Hey, I'm trying to use the pants remote caching wi...
# general
b
Hey, I'm trying to use the pants remote caching with bazel-remote. I set up bazel-remote in our kubernetes cluster with an alb ingress in aws. Everytime I try to run pants know, I get the error "Failed to read from remote cache (8 occurrences so far): Unavailable: "error trying to connect: invalid certificate: UnknownIssuer"". I added our custom ca cert with "remote_ca_certs_path" to pants and if I try the connection to the alb with "openssl s_client" using this cert it works flawlessly. I could also out-rule the grpc service itself, because if I expose the service port locally (without ssl) and let pants run against the exposed local port it works just fine. So, I guess there is a problem somewhere in how pants establishes this ssl connection
p
Hi, it sounds exactly like the issue I had (and still have...) https://pantsbuild.slack.com/archives/C046T6T9U/p1687525899603529
I didn't move forward with that much, I think next step would be to figure out where pants sets up that ssl grpc channel and debug that, but I'm not sure if that's doable...
b
I just checked the pantsd.log. There is a bit more logging then on stdout, actually. I could see, that pants is somehow trying to connect correctly, but it also seems like it's trying to connect to the ip address instead of the dns hostname. I'm not sure how well that works with alb and if pants also sends the hostname in the request
12:16:23.79 [DEBUG] error: error trying to connect: invalid certificate: UnknownIssuer
12:16:23.79 [DEBUG] updating from discover
12:16:23.79 [DEBUG] updating from discover
12:16:23.79 [DEBUG] updating from discover
12:16:23.79 [DEBUG] connecting to <http://100.xxx.xxx.xxx:9092|100.xxx.xxx.xxx:9092>
12:16:23.79 [DEBUG] updating from discover
12:16:23.79 [DEBUG] updating from discover
12:16:23.79 [DEBUG] connected to <http://100.xxx.xxx.xxx:9092|100.xxx.xxx.xxx:9092>
12:16:23.79 [DEBUG] No cached session for DNSNameRef("<http://example.org|example.org>")

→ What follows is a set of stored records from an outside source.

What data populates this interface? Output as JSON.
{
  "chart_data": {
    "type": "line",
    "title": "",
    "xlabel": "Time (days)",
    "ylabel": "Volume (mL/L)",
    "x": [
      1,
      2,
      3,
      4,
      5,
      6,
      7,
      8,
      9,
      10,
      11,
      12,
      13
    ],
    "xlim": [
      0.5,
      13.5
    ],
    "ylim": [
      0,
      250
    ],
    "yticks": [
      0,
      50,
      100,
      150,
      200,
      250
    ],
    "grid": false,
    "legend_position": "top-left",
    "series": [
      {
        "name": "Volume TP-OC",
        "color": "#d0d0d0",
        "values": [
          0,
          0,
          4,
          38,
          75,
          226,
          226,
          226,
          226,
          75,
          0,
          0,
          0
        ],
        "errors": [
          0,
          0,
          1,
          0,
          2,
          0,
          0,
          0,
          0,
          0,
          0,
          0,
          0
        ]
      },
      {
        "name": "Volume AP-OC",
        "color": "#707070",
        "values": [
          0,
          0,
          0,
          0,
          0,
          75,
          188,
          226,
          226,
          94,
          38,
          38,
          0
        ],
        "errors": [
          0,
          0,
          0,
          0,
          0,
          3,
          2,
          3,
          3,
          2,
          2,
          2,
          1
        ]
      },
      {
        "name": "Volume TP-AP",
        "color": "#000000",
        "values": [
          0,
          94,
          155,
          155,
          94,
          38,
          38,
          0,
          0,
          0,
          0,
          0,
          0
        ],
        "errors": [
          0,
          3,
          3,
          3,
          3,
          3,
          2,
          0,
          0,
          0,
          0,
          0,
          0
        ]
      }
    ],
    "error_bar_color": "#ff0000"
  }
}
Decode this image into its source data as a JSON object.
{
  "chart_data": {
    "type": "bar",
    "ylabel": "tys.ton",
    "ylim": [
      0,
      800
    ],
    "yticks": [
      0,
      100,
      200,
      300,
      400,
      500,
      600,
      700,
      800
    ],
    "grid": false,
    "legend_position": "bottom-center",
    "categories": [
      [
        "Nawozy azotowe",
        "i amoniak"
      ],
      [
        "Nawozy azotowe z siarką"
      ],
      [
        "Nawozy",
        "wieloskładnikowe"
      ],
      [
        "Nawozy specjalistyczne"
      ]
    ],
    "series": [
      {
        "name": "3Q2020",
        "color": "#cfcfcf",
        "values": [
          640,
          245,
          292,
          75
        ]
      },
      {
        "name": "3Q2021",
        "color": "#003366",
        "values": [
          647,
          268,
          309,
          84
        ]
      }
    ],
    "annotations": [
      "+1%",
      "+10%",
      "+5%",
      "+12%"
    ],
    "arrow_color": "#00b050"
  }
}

12:16:23.79 [DEBUG] Not resuming any session
12:16:23.79 [DEBUG] updating from discover
12:16:23.97 [DEBUG] updating from discover
12:16:23.97 [DEBUG] ALPN protocol is Some(b"h2")
12:16:23.97 [DEBUG] Using ciphersuite TLS_ECDHE_RSA_WITH_AES_128_GCM_SHA256
12:16:23.97 [DEBUG] Server supports tickets
12:16:23.97 [DEBUG] updating from discover
12:16:23.97 [DEBUG] updating from discover
12:16:23.97 [DEBUG] updating from discover
12:16:23.98 [DEBUG] updating from discover
12:16:23.98 [DEBUG] ECDHE curve is ECParameters { curve_type: NamedCurve, named_group: secp256r1 }
12:16:23.98 [DEBUG] Server DNS name is DNSName("<http://example.org|example.org>")
12:16:23.98 [WARN] Sending fatal alert BadCertificate
12:16:23.98 [DEBUG] reconnect::poll_ready: hyper::Error(Connect, Custom { kind: InvalidData, error: WebPKIError(UnknownIssuer) })
12:16:23.98 [DEBUG] service.ready=true processing request
12:16:23.98 [DEBUG] error: error trying to connect: invalid certificate: UnknownIssuer
12:16:23.98 [DEBUG] buffer closing; waking pending tasks
12:16:23.98 [DEBUG] buffer closing; waking pending tasks
12:16:23.98 [DEBUG] buffer closing; waking pending tasks
p
running with
--log-show-rust-3rdparty -ldebug
can give you more output as well
b
Yea, did that, but those logs only show up in the pantsd.log file. Not on the cli
p
right; I can't help much here unfortunately 😕 Is there a chance that
openssl s_client
actually uses some certificate present on your machine from default location instead of using the same one that pants is pointed to with
remote_ca_certs_path
var?
b
No, if I'm not using the custom certificate openssl is also complaining about a self-signed certificate in the chain. Only if I explicitely set the ca file which pants is also using it does not complain
✅ 1
Did you managed to test the endpoint with grpcurl? I'm honestly far away from understanding how this whole grpc stuff works
p
I think I tried, but for grpcurl you need to have reflection enabled, and I don't have access to changing the setup of the proxy that we use to bazel cache
that's why I tried setting up bazel locally and building some helloworld project, instead of pants; that worked, so I assumed that certificates and the overall setup that my devops team did was ok...
but I have a slightly different issue, I just get a "transport error" like if the certificate was properly read, but it just doesn't match what the service expects (?)
I will have more time next week to get back to this...
b
Are you also using AWS?
p
yes
b
I always got a transport error if I tried to connect with http
AWS ALB requires the listener port to be HTTPS
p
hmm, I've used grpcs:// in the setup so I assume that's https, if I use wrong certificate on purpose I get auth error, so I think that part is ok
h
If you figure out how to get this set up, a short writeup would be great! We can publish it in the docs for future reference.
b
Sorry for the late reply. For me, I ditched the ingress completely and keeping the cache inside the cluster. So I'm talking to the grcp via the k8s exposed cluster.svc.local address which also completely omits using https at all. For my use-case this works, but it's not really nice and I couldn't figure out why the ingress didn't work
h
Thanks for the followup
This would be good to figure out at some point